Most commercial jet landings are quite smooth, with pilots often having the space to “float” the plane over the runway and touch down as lightly as possible. However, on shorter runways, the priority is to land the aircraft as quickly as possible. On July 1st, 2022, a Southwest Airlines 737 hit the short runway in Santa Ana, California with such force that one of the flight attendants received a fracture to one of the vertebrae of her spine. Let’s look at this unfortunate incident…
The incident occurred on Southwest flight WN-2029 from Oakland International Airport to Santa Ana’s John Wayne Orange County Airport. The flight, operated by a Boeing 737-700 registered as N480WN, pushed back from the gate at Oakland at 15:51 local time and landed at SNA at 16:57, 13 minutes ahead of schedule. Immediately upon touching down, the flight attendant in question felt pain in her back and neck and was unable to move, and she had
to be evacuated by paramedics. At the hospital, doctors found that she had suffered a compression fracture to her T3 vertebra.

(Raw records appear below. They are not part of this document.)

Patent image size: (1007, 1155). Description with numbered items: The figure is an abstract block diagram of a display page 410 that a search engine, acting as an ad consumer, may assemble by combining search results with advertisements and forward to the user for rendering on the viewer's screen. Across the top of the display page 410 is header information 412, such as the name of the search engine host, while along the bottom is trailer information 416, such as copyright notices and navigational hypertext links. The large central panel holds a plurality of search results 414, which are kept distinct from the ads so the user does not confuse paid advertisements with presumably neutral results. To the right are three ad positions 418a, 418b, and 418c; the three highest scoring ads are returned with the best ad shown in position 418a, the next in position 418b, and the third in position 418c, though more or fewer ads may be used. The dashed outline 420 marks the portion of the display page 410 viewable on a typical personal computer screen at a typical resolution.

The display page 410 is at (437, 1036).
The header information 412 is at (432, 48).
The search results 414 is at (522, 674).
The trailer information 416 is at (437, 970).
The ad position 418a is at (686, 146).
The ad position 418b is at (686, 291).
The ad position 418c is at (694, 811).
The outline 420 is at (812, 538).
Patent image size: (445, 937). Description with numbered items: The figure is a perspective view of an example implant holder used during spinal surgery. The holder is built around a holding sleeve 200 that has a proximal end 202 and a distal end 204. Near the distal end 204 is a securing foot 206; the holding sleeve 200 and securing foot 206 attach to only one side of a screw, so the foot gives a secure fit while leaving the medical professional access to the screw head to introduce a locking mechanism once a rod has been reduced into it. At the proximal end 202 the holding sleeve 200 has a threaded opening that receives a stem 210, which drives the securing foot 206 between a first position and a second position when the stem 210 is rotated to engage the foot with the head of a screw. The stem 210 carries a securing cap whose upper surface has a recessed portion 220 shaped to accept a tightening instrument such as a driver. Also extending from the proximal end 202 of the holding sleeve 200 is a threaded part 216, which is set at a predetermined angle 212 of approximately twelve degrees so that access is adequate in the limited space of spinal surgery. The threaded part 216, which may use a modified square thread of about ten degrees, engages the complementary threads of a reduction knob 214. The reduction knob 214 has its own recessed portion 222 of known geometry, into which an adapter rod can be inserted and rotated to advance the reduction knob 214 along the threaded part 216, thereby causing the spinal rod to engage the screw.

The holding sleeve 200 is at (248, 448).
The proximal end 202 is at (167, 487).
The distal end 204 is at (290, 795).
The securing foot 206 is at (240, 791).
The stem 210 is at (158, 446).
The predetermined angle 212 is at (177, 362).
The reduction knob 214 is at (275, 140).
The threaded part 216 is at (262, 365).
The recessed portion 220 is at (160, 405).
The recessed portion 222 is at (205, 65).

A report of the investigation into the incident was released last week by the National Transportation Safety Board (NTSB). It states that, “According to the flight crew, they were flying a visual approach to runway 20R at SNA. They were aiming for the touchdown zone due to its short runway and trying to fly the aircraft onto the runway with minimal floating. However, it ended up being a firm landing. Shortly after exiting the runway, the flight crew were
informed that the “B” position flight attendant seated in the aft jump seat had injured her back on landing and required medical assistance.”
After securing the galley and preparing the cabin for landing, the flight attendant had sat down in her designated jump seat and secured her seatbelt and assumed the brace position. She relayed to the investigators that she felt the plane hit the runway so hard, she first believed it had crashed. There were 137 passengers and five crew on board the flight. No one else sustained any reported injury.
Meanwhile, the aircraft continued to its gate without further incident. Built to withstand fairly hard landings, the 737 did not sustain any damage or require maintenance. In fact, it was back in the air heading to Las Vegas a couple of hours later, albeit with an hour delay. Santa Ana’s John Wayne Orange County Airport has what is considered the shortest runway of any major airport in the US, measuring only 5700 feet (1738 meters). As such, pilots aim to bring the plane down on the ground as quickly as possible with minimal “floating” that would typically allow for a smoother landing. As a result, harder landings are not unheard of at this airport.